Thursday, May 13, 2010

conditioned to love the monster god

[now posted over at The Exponent also]
Here is a half-baked thought that has been marinating in the back of my head for a while:

Sermons and lessons in the LDS church have elements in them that condition us to accept a Monster God.

(Probably not LDS alone, but that is the majority of my church going experience so it is where I have seen it the most.)

What I am thinking of here is the numerous talks, lessons, etc that use as their object lessons examples of extreme human suffering to teach about God. Two in particular stand out in memory (and I'm too tired to hunt down more):

1)From elder Monson's conference talk from last year (ironically entitled "Be Of Good Cheer") in which he talked about the German Mother in war-torn Prussia and how she had to bury her children one by one, having only a spoon to dig their graves with, until the very last child died, and at that point, she had even lost her spoon and so used her bare fingers against frozen ground to bury her baby.

2) From a local Stake Conference a few years back; the Stake President, as part of his talk described in great detail, how at a family cookout, the young toddler pulled the charcoal grill full of red-hot briquettes over on top of himself. The Stake President went on in great detail about the extent of the irreparable damage done to the toddler's body. I don't remember exactly what the SP's point was (probably prayer, or faith, or something) because I had to leave the meeting (leave my toddler sitting in the pew with his father) so I could go throw up.

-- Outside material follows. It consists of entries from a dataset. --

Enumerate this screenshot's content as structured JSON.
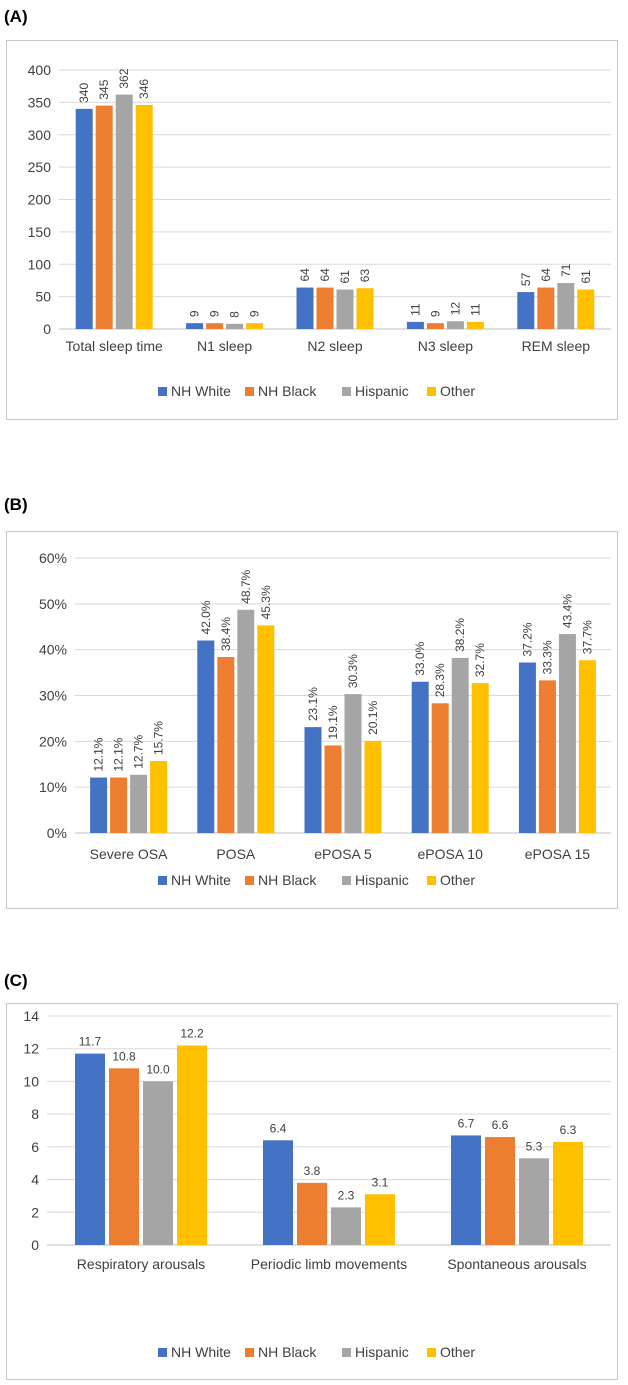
{
  "legend": [
    "NH White",
    "NH Black",
    "Hispanic",
    "Other"
  ],
  "colors": {
    "nh_white": "#4472C4",
    "nh_black": "#ED7D31",
    "hispanic": "#A5A5A5",
    "other": "#FFC000"
  },
  "chart_data": [
    {
      "panel_label": "(A)",
      "type": "bar",
      "title": "",
      "xlabel": "",
      "ylabel": "",
      "ylim": [
        0,
        400
      ],
      "y_ticks": [
        "0",
        "50",
        "100",
        "150",
        "200",
        "250",
        "300",
        "350",
        "400"
      ],
      "categories": [
        "Total sleep time",
        "N1 sleep",
        "N2 sleep",
        "N3 sleep",
        "REM sleep"
      ],
      "series": [
        {
          "name": "NH White",
          "values": [
            340,
            9,
            64,
            11,
            57
          ],
          "labels": [
            "340",
            "9",
            "64",
            "11",
            "57"
          ]
        },
        {
          "name": "NH Black",
          "values": [
            345,
            9,
            64,
            9,
            64
          ],
          "labels": [
            "345",
            "9",
            "64",
            "9",
            "64"
          ]
        },
        {
          "name": "Hispanic",
          "values": [
            362,
            8,
            61,
            12,
            71
          ],
          "labels": [
            "362",
            "8",
            "61",
            "12",
            "71"
          ]
        },
        {
          "name": "Other",
          "values": [
            346,
            9,
            63,
            11,
            61
          ],
          "labels": [
            "346",
            "9",
            "63",
            "11",
            "61"
          ]
        }
      ],
      "label_orientation": "vertical",
      "legend_position": "bottom"
    },
    {
      "panel_label": "(B)",
      "type": "bar",
      "title": "",
      "xlabel": "",
      "ylabel": "",
      "ylim": [
        0,
        60
      ],
      "y_ticks": [
        "0%",
        "10%",
        "20%",
        "30%",
        "40%",
        "50%",
        "60%"
      ],
      "categories": [
        "Severe OSA",
        "POSA",
        "ePOSA 5",
        "ePOSA 10",
        "ePOSA 15"
      ],
      "series": [
        {
          "name": "NH White",
          "values": [
            12.1,
            42.0,
            23.1,
            33.0,
            37.2
          ],
          "labels": [
            "12.1%",
            "42.0%",
            "23.1%",
            "33.0%",
            "37.2%"
          ]
        },
        {
          "name": "NH Black",
          "values": [
            12.1,
            38.4,
            19.1,
            28.3,
            33.3
          ],
          "labels": [
            "12.1%",
            "38.4%",
            "19.1%",
            "28.3%",
            "33.3%"
          ]
        },
        {
          "name": "Hispanic",
          "values": [
            12.7,
            48.7,
            30.3,
            38.2,
            43.4
          ],
          "labels": [
            "12.7%",
            "48.7%",
            "30.3%",
            "38.2%",
            "43.4%"
          ]
        },
        {
          "name": "Other",
          "values": [
            15.7,
            45.3,
            20.1,
            32.7,
            37.7
          ],
          "labels": [
            "15.7%",
            "45.3%",
            "20.1%",
            "32.7%",
            "37.7%"
          ]
        }
      ],
      "label_orientation": "vertical",
      "legend_position": "bottom"
    },
    {
      "panel_label": "(C)",
      "type": "bar",
      "title": "",
      "xlabel": "",
      "ylabel": "",
      "ylim": [
        0,
        14
      ],
      "y_ticks": [
        "0",
        "2",
        "4",
        "6",
        "8",
        "10",
        "12",
        "14"
      ],
      "categories": [
        "Respiratory arousals",
        "Periodic limb movements",
        "Spontaneous arousals"
      ],
      "series": [
        {
          "name": "NH White",
          "values": [
            11.7,
            6.4,
            6.7
          ],
          "labels": [
            "11.7",
            "6.4",
            "6.7"
          ]
        },
        {
          "name": "NH Black",
          "values": [
            10.8,
            3.8,
            6.6
          ],
          "labels": [
            "10.8",
            "3.8",
            "6.6"
          ]
        },
        {
          "name": "Hispanic",
          "values": [
            10.0,
            2.3,
            5.3
          ],
          "labels": [
            "10.0",
            "2.3",
            "5.3"
          ]
        },
        {
          "name": "Other",
          "values": [
            12.2,
            3.1,
            6.3
          ],
          "labels": [
            "12.2",
            "3.1",
            "6.3"
          ]
        }
      ],
      "label_orientation": "horizontal",
      "legend_position": "bottom"
    }
  ]
}
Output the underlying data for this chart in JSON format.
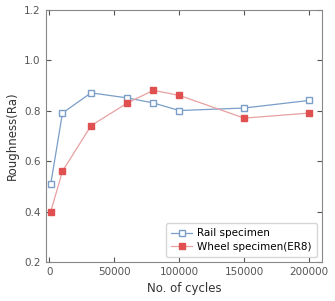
{
  "rail_x": [
    1000,
    10000,
    32000,
    60000,
    80000,
    100000,
    150000,
    200000
  ],
  "rail_y": [
    0.51,
    0.79,
    0.87,
    0.85,
    0.83,
    0.8,
    0.81,
    0.84
  ],
  "wheel_x": [
    1000,
    10000,
    32000,
    60000,
    80000,
    100000,
    150000,
    200000
  ],
  "wheel_y": [
    0.4,
    0.56,
    0.74,
    0.83,
    0.88,
    0.86,
    0.77,
    0.79
  ],
  "rail_color": "#7a9ec8",
  "wheel_color": "#e05050",
  "wheel_line_color": "#e8a0a0",
  "rail_label": "Rail specimen",
  "wheel_label": "Wheel specimen(ER8)",
  "xlabel": "No. of cycles",
  "ylabel": "Roughness(Ra)",
  "ylim": [
    0.2,
    1.2
  ],
  "xlim": [
    -3000,
    210000
  ],
  "yticks": [
    0.2,
    0.4,
    0.6,
    0.8,
    1.0,
    1.2
  ],
  "xticks": [
    0,
    50000,
    100000,
    150000,
    200000
  ],
  "xtick_labels": [
    "0",
    "50000",
    "100000",
    "150000",
    "200000"
  ],
  "legend_loc": "lower right",
  "axis_fontsize": 8.5,
  "tick_fontsize": 7.5,
  "legend_fontsize": 7.5
}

I'm thinking that these gospel teaching elements are included as a coping mechanism, a way to preemptively curtail questions about the atrocities that occur and how an All powerful All loving God fits into this world of carnage. Perhaps, they are included to be intentionally numbing? (activism is frequently downplayed to make place for faith/acceptance.)

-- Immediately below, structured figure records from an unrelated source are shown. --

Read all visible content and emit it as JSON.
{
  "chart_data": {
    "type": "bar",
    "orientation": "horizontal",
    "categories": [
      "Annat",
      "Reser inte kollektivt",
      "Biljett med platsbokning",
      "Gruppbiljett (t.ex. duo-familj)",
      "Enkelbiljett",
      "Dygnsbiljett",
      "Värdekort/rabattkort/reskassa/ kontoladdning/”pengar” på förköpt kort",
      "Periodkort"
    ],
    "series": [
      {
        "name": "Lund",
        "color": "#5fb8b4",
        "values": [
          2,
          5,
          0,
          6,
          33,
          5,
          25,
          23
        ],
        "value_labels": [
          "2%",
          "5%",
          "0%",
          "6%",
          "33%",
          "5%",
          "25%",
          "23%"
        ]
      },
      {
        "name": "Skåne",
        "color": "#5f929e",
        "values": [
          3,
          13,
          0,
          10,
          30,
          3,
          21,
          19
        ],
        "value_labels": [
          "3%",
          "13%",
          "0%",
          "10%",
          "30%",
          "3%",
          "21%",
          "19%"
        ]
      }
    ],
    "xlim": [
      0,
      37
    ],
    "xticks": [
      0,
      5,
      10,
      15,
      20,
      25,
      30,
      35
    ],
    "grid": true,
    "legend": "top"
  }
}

We are taught to Pray to the Monster God for protection (for he is mighty to save) while simultaneously being taught to accept that, at His humanly incomprehensible whim, He may chose not to save you. In spite of unwavering devotion, you and your loved ones may in die in a multitude of agonizing ways. Or live in a multitude of agonizing ways. And lesson after lesson in church is constructed to condition you to that fact.
So pray for patience.
For faith.
For understanding.
Or at least for acceptance.

It is storytelling.
Turning tragedy into faith promoting stories.

My own thought is that reality isn't very faith-promoting.

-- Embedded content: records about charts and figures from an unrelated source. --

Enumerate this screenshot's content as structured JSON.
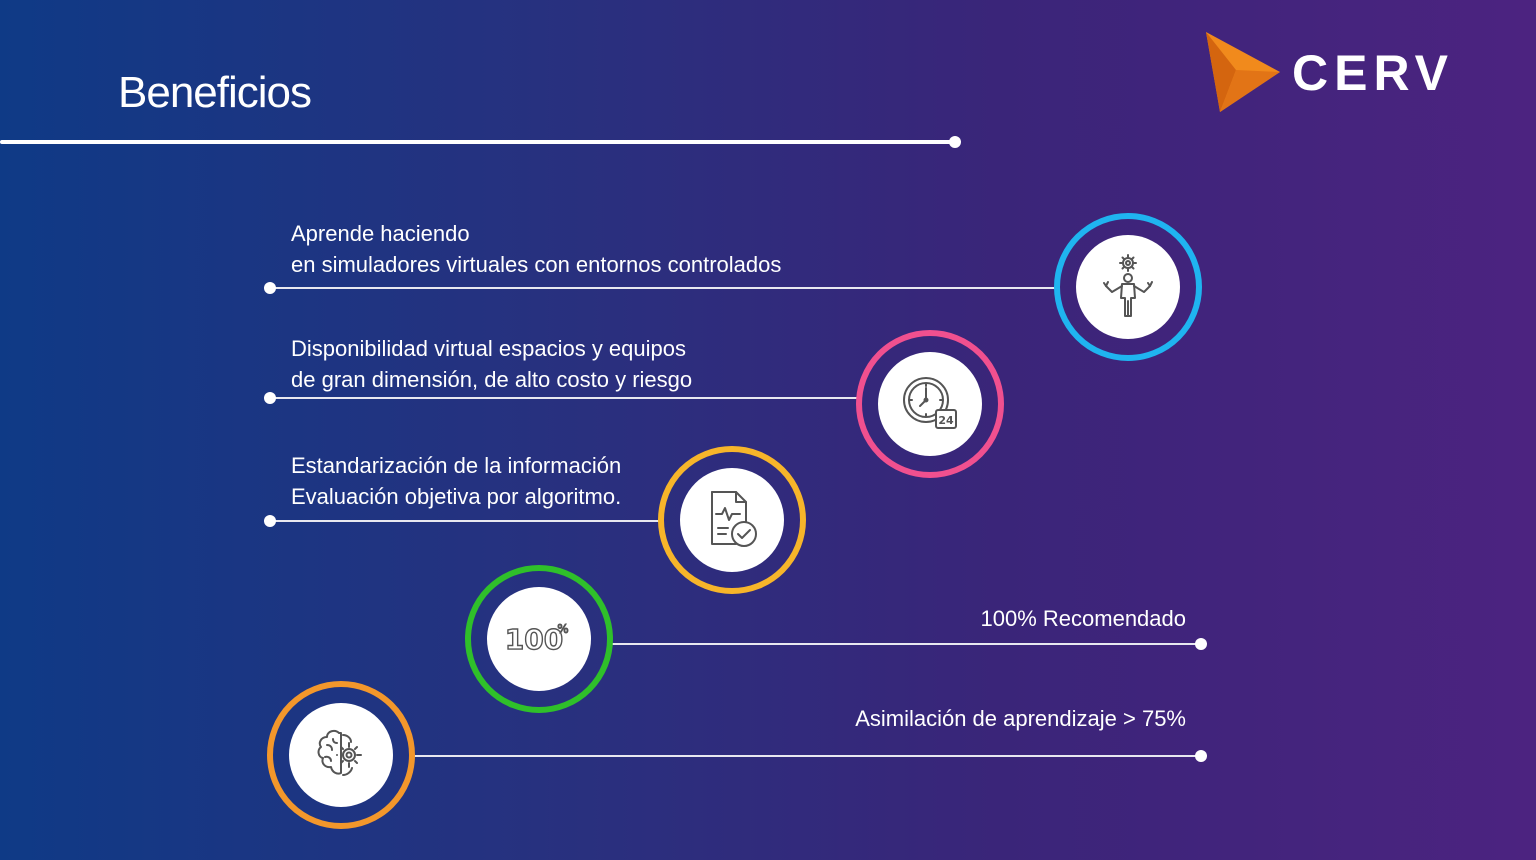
{
  "header": {
    "title": "Beneficios",
    "logo_text": "CERV",
    "logo_colors": {
      "orange": "#f18a1c",
      "dark_orange": "#d4650f"
    }
  },
  "benefits": [
    {
      "line1": "Aprende haciendo",
      "line2": "en simuladores virtuales con entornos controlados",
      "icon": "person-gear-icon",
      "ring_color": "#1fb4f0"
    },
    {
      "line1": "Disponibilidad virtual espacios y equipos",
      "line2": "de gran dimensión, de alto costo y riesgo",
      "icon": "clock-24-icon",
      "ring_color": "#f0508f"
    },
    {
      "line1": "Estandarización de la información",
      "line2": "Evaluación objetiva por algoritmo.",
      "icon": "document-check-icon",
      "ring_color": "#f7b52a"
    },
    {
      "line1": "100% Recomendado",
      "icon": "hundred-percent-icon",
      "icon_text": "100",
      "icon_symbol": "%",
      "ring_color": "#2fc02a"
    },
    {
      "line1": "Asimilación de aprendizaje > 75%",
      "icon": "brain-gear-icon",
      "ring_color": "#f3972b"
    }
  ]
}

As an interesting segue: after the Earthquakes in Haiti earlier this year, JohnR wrote this post about suffering, and storytelling, and how we can cope with tragedy without trying to piece an all Powerful all Loving God into the story.

To end with, a little sacrilege.
Have you seen the painting "One Nation Under God" by Jon McNaughton?
In thinking about The Monster God, it occurred to me that the anonymous artist who did this parody of it might have been on to something.